For low volume users such as BLF modders it gives the ability to pick and choose based on the bins specifications

For mass producers it allows them to purchase nearly identical emitters by using only a single bin.

I’m assuming that within a bin itself there can even be variations?

436

Yes, that is basically it. For cree and many other LED manufacture there is usually a ~7% variance within a given bin.

437

Thank you very much, Texas_Ace, for an easy explanation on this complicated subject. :+1: :person_with_crown: It seems you saved me a lot of research time. As long as the performance and the tint is not affected that much I think I will go for the cheaper one (2.5$ cheaper on Arrow!).
mattadores, if you own a multi-emitter flashlight with a very low moonlight mode you can look at the leds and see that there are different brightnesses even within bins. For example, I looked at my BLF Q8 (only on the lowest moonlight setting :wink: ) and saw that one led of the XPL V6’s is noticeably brighter than the others. At higher levels you will notice nothing, of course.

438

Thanks guys! I love learning about this stuff.

I’ll take a look at some of my multi emitters but I know for a fact my biggest one the DX80 doesn’t have any mode where I could tell. lol well at least without welding goggles! My MT03 should be suited for the task though

439

This is not quite right. When Cree makes a production run of 70.2 LEDs for instance, every single one will be slightly different. So each LED is tested as it comes off the assembly line very quickly by a machine that applies a specific voltage to it and then it has advanced optical sensors that can identify the brightness and tint of the LED.

Then Cree divides up these LED’s by brightness and tint. If you look at the data sheet for the 70.2 you will see the range of brightness and tint for each bin.

If we look at the brightness bins we have to understand that Cree needs to decide what range each emitter needs to have. They also don’t want too many bins. So they have P2, N4, N2, M4, M2, K4, K2 and J4. That’s 8 brightness levels and each level is roughly 7% higher or lower than the bin next to it.

They measure the brightness by applying 6v and 2.1A at both 25°C and at 85°C.
The middle point, in lumens, from a N4 bin at 85°C is 1710 lumens.
The middle point of the N2 is 1590.
The middle point of the M4 is 1485, etc…

So when the led is tested on the line and it puts out 1560 lumens it will be tossed into the N2 bin because it is closer to the N2 than the M4.
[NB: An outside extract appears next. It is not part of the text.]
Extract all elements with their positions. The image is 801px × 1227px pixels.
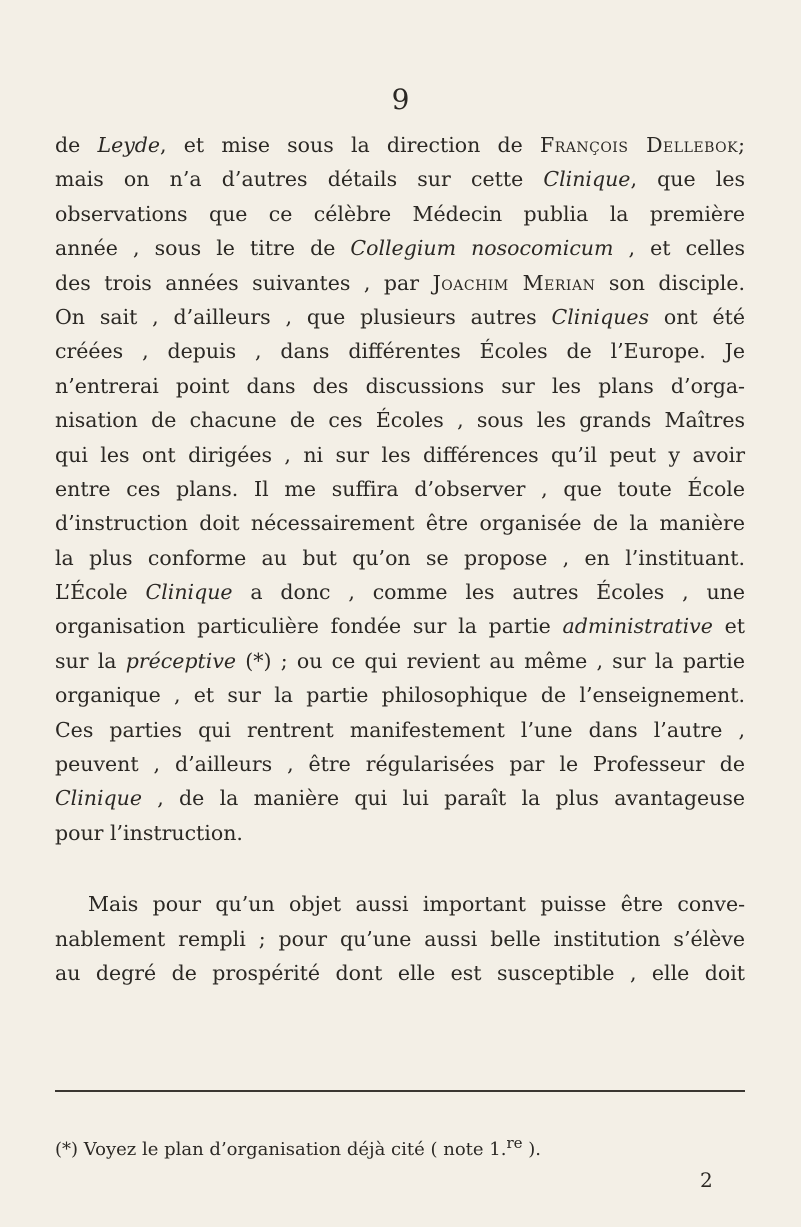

So any particular bin (just talking about brightness) is going contain a range of brightnesses. They are all fairly close, within 7. (Keep in mind that Cree only guarantees the brightness bin to be within 14. So they give themselves some wiggle room in case they bin it incorrectly)

So you can have 2 Leds, an N4 that is near the bottom of it range and an N2 that can be near the top of its range. Both will be almost the same brightness.

Then with the Tint, Cree uses an Ansi standard chromaticity regions chart which is divided into a lot of sections. Each section has a range of tints. Like a 1D falls between 6100K and 6400K. A 1C also falls into that 6100K to 6400K range but are divided yet again by how high or low they are from the BBL, etc… This is too complicated, but you get the point. Cree uses at least 28 different tint bins.

So lots of different bins for both brightness and tint. 8 x 28 = 224 combinations.

You can learn a lot just by looking over the Cree 70.2 data sheet. Here is a link to download it. I hope this makes sense. :+1:

Also, keep in mind that these emitters were not designed to be used in flashlights. They’re typically used in street lights and in home interior lighting. Both applications have multiple LEDs all in close proximity to each other so it’s very important you have a similar brightness and color for them all. Each bin is sold by the real which contains 1,000 LEDs. These LEDs will be from various batches.

440

Thank you for the detailed response. Makes more sense to me. I initially suspected they would have to check each led and sort based on the actual results but then thought about the production speeds and how much it would cost and it just didn’t seem feasible. Looks like necessity required the innovation which is cool. Lol I can imagine the high need for the 14% range due to the possibility of re-binning.